Blog de Manuel Saravia

Lo que se debe recordar

El Prado es un jardín. Qué buenísima idea la de Eduardo Barba. Ha escrito un libro, El jardín del Prado (Espasa, 2020), en el que se dedica a rastrear, reconocer y comentar las plantas y flores (sobre todo flores) que aparecen en los cuadros del Museo del Prado. La higuera de Fra Angélico, la trinitaria de la Ofrenda a Venus de Tiziano (entre cupidos que se roban besos por la espalda), el clavel del columpio de Goya, los pinos piñoneros de Botticelli, el laurel de Poussin (en El Parnaso), el jacinto que pintó Maella, el limonero de Sánchez Cotán (con su flor, el azahar, que parece perfumada), el romero del bodegón de Clara Peeters, la comestible flor de la borraja que nos dejó El Bosco en su Jardín de las Delicias (cuidado: capaz de alegrar a hombres y mujeres y alejar toda tristeza, decían). La correhuela, la margarita bastarda y la amapola que crecen al pie de los trigales que se ven arriba, a la derecha del Descanso en la huida a Egipto de Patinir (unas pequeñas manchas azules, blancas y rojas: hay que fijarse muchísimo). Una buenísima idea, repito. Qué bonito.

Pero el museo también es una plaza. Porque si el Prado nos puede parecer un jardín botánico, lo mismo se podría considerar una bulliciosa plaza pública. De hecho, el arquitecto Paolo Portoghesi tomó del sociólogo Alberto Abruzzese la definición de la plaza como “espacio de las miradas, donde se detiene la presencia de los otros en nuestra memoria”. Y así podríamos hacer un recorrido similar al de Barba, con la colección de ojos y miradas que podemos encontrar también en los museos. Me permito mezclar varios. Y así podemos ver la triste mirada de Betsabé, que exponía el drama de Rembrandt y Hendrickje. O el retrato que le hizo Constable a Maria Bicknell. La arrebatadora joven de la perla de Vermeer. Los cautivadores ojos de la poetisa de Pompeya, mientras acerca el cálamo a los labios. La mirada perfecta de Jacqueline Roque (más de 70 retratos de Picasso: “no se puede hacer sombra al sol”). La mirada ansiosa de Inocencio X (“demasiado veraz”). Y la melancólica del niño con chaleco rojo, que pintó Cezanne sin verlo bien (“el mundo con gafas es demasiado aburrido”). La mirada penetrante de la soledad de Frida Kahlo en su autorretrato con pelo corto («Pinto autorretratos porque a menudo estoy sola»). La paz interior de los ojos blancos de esa niña vestida de azul que nos dejó Modigliani. O los ojos de Granet, retratados por Ingres, de los que brota la vida “como un arroyo”.
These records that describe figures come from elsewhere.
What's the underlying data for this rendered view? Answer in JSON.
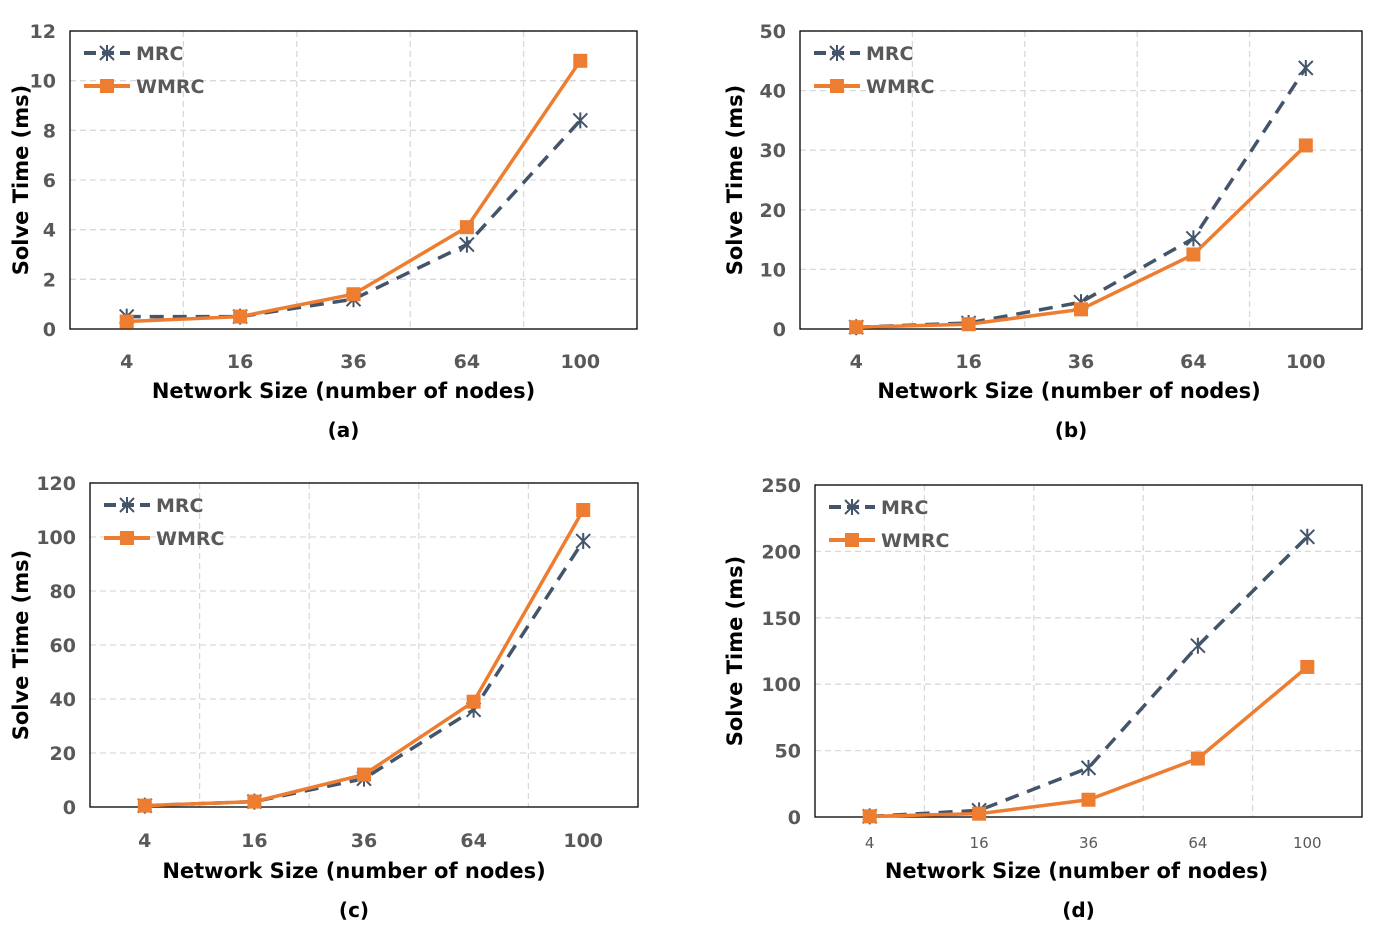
{
  "colors": {
    "MRC": "#44546a",
    "WMRC": "#ed7d31",
    "grid": "#d9d9d9"
  },
  "chart_data": [
    {
      "type": "line",
      "panel_label": "(a)",
      "xlabel": "Network Size (number of nodes)",
      "ylabel": "Solve Time (ms)",
      "categories": [
        "4",
        "16",
        "36",
        "64",
        "100"
      ],
      "ylim": [
        0,
        12
      ],
      "yticks": [
        0,
        2,
        4,
        6,
        8,
        10,
        12
      ],
      "grid": true,
      "legend": "top-left",
      "series": [
        {
          "name": "MRC",
          "values": [
            0.5,
            0.5,
            1.2,
            3.4,
            8.4
          ]
        },
        {
          "name": "WMRC",
          "values": [
            0.3,
            0.5,
            1.4,
            4.1,
            10.8
          ]
        }
      ]
    },
    {
      "type": "line",
      "panel_label": "(b)",
      "xlabel": "Network Size (number of nodes)",
      "ylabel": "Solve Time (ms)",
      "categories": [
        "4",
        "16",
        "36",
        "64",
        "100"
      ],
      "ylim": [
        0,
        50
      ],
      "yticks": [
        0,
        10,
        20,
        30,
        40,
        50
      ],
      "grid": true,
      "legend": "top-left",
      "series": [
        {
          "name": "MRC",
          "values": [
            0.3,
            1.0,
            4.5,
            15.2,
            43.8
          ]
        },
        {
          "name": "WMRC",
          "values": [
            0.3,
            0.8,
            3.3,
            12.5,
            30.8
          ]
        }
      ]
    },
    {
      "type": "line",
      "panel_label": "(c)",
      "xlabel": "Network Size (number of nodes)",
      "ylabel": "Solve Time (ms)",
      "categories": [
        "4",
        "16",
        "36",
        "64",
        "100"
      ],
      "ylim": [
        0,
        120
      ],
      "yticks": [
        0,
        20,
        40,
        60,
        80,
        100,
        120
      ],
      "grid": true,
      "legend": "top-left",
      "series": [
        {
          "name": "MRC",
          "values": [
            0.5,
            2,
            10.5,
            36,
            98.5
          ]
        },
        {
          "name": "WMRC",
          "values": [
            0.5,
            2,
            12,
            39,
            110
          ]
        }
      ]
    },
    {
      "type": "line",
      "panel_label": "(d)",
      "xlabel": "Network Size (number of nodes)",
      "ylabel": "Solve Time (ms)",
      "categories": [
        "4",
        "16",
        "36",
        "64",
        "100"
      ],
      "ylim": [
        0,
        250
      ],
      "yticks": [
        0,
        50,
        100,
        150,
        200,
        250
      ],
      "grid": true,
      "legend": "top-left",
      "series": [
        {
          "name": "MRC",
          "values": [
            0.5,
            5,
            37,
            129,
            211
          ]
        },
        {
          "name": "WMRC",
          "values": [
            0.5,
            2.5,
            13,
            44,
            113
          ]
        }
      ]
    }
  ]
}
Ahí está el museo. Con sus flores y sus miradas recogidas en los cuadros de las paredes. Destinadas a la memoria. Ese clavel de un día. Esa mirada capturada de un instante. Porque es curiosa la memoria. Como decía Berger, “entraña un acto de redención”. Lo que se recuerda “ha sido salvado de la nada. Lo que se olvida ha quedado abandonado”. De forma que podría afirmarse que la distinción entre recordar y olvidar es siempre un juicio. “Con una interpretación de la justicia según la cual la aprobación se aproxima a ser recordado, y el castigo a ser olvidado”. Y así, poco a poco, día a día, cada uno construimos nuestro propio museo (nuestro jardín, nuestra plaza), con las imágenes que hemos salvado, que queremos salvar, que debemos salvar, del olvido. La gran belleza. El álbum propio.

(Imagen del encabezamiento: Fragmento del retrato de François-Marius Granet, pintado por Ingres en 1807. Procedente de expansion.com, “Atrévanse a mirar a Ingres a los ojos”, de Víctor Rodríguez).